Global and Local Philanthropy Back a Shared Vision
The Fund is supported by a coalition of international and South African donors, including: The LEGO Foundation, Yellowwoods & This Day, FirstRand, Standard Bank Tutuwa Community Foundation, and the Oppenheimer Memorial Trust.
These funders have played an instrumental role, both financially and strategically, in enabling the creation of the ECCE Outcomes Fund and positioning it for long-term scale.
“Investing in the early years is one of the smartest and most transformative actions we can take. At the LEGO Foundation we believe that every child, everywhere, has the right to learn, play, grow and thrive,” said Ida Thyregod, International Programme Lead at LEGO Foundation. “We are proud to partner with the Education Outcomes Fund and the Government of South Africa to support the Early Childhood Care & Education Outcomes Fund. By focusing on children in underserved communities, we can ensure that the most vulnerable children will thrive and grow through joyful, meaningful learning".
“This Fund represents the kind of bold, collaborative action South Africa needs to shift early learning at scale,” added Siven Maslamoney, Executive at Yellowwoods. “By aligning philanthropic capital with public finance—under government leadership and through an outcomes-based model—we can help ensure that every rand delivers real improvements for young children. We are proud to support an initiative that strengthens the ECD ecosystem and expands opportunity where it is needed most. This is an important innovation on the path to our shared goal of universal access to quality early learning by 2030.”

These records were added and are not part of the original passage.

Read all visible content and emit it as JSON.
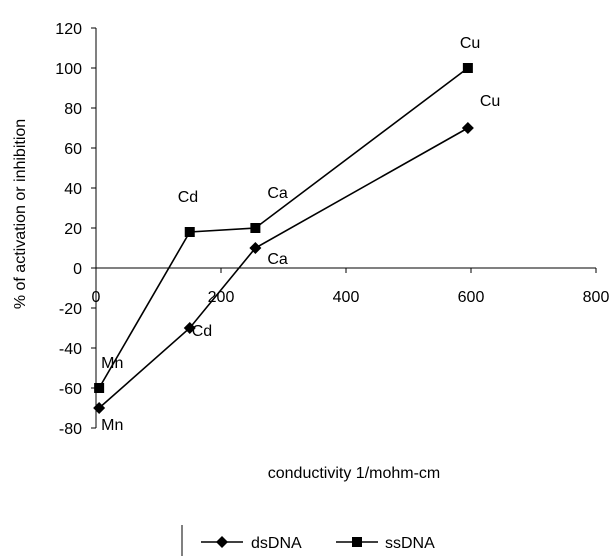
{
  "chart_data": {
    "type": "line",
    "title": "",
    "xlabel": "conductivity 1/mohm-cm",
    "ylabel": "% of activation or inhibition",
    "xlim": [
      0,
      800
    ],
    "ylim": [
      -80,
      120
    ],
    "xticks": [
      0,
      200,
      400,
      600,
      800
    ],
    "yticks": [
      -80,
      -60,
      -40,
      -20,
      0,
      20,
      40,
      60,
      80,
      100,
      120
    ],
    "grid": false,
    "legend_position": "bottom",
    "series": [
      {
        "name": "dsDNA",
        "marker": "diamond",
        "color": "#000000",
        "x": [
          5,
          150,
          255,
          595
        ],
        "y": [
          -70,
          -30,
          10,
          70
        ],
        "labels": [
          "Mn",
          "Cd",
          "Ca",
          "Cu"
        ]
      },
      {
        "name": "ssDNA",
        "marker": "square",
        "color": "#000000",
        "x": [
          5,
          150,
          255,
          595
        ],
        "y": [
          -60,
          18,
          20,
          100
        ],
        "labels": [
          "Mn",
          "Cd",
          "Ca",
          "Cu"
        ]
      }
    ]
  }
}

A Starting Point for System Transformation
Although the launch represents a major achievement, partners emphasised that it is only the beginning.
The Fund will generate robust evidence over the next three years, informing the design of a future mechanism envisioned to deliver early learning at dramatically greater scale.
“The ECCE Outcomes Fund is not an isolated innovation,” Castellnou noted. “It is a foundational step toward sustainable, scalable and long-term impact for South Africa’s youngest children.”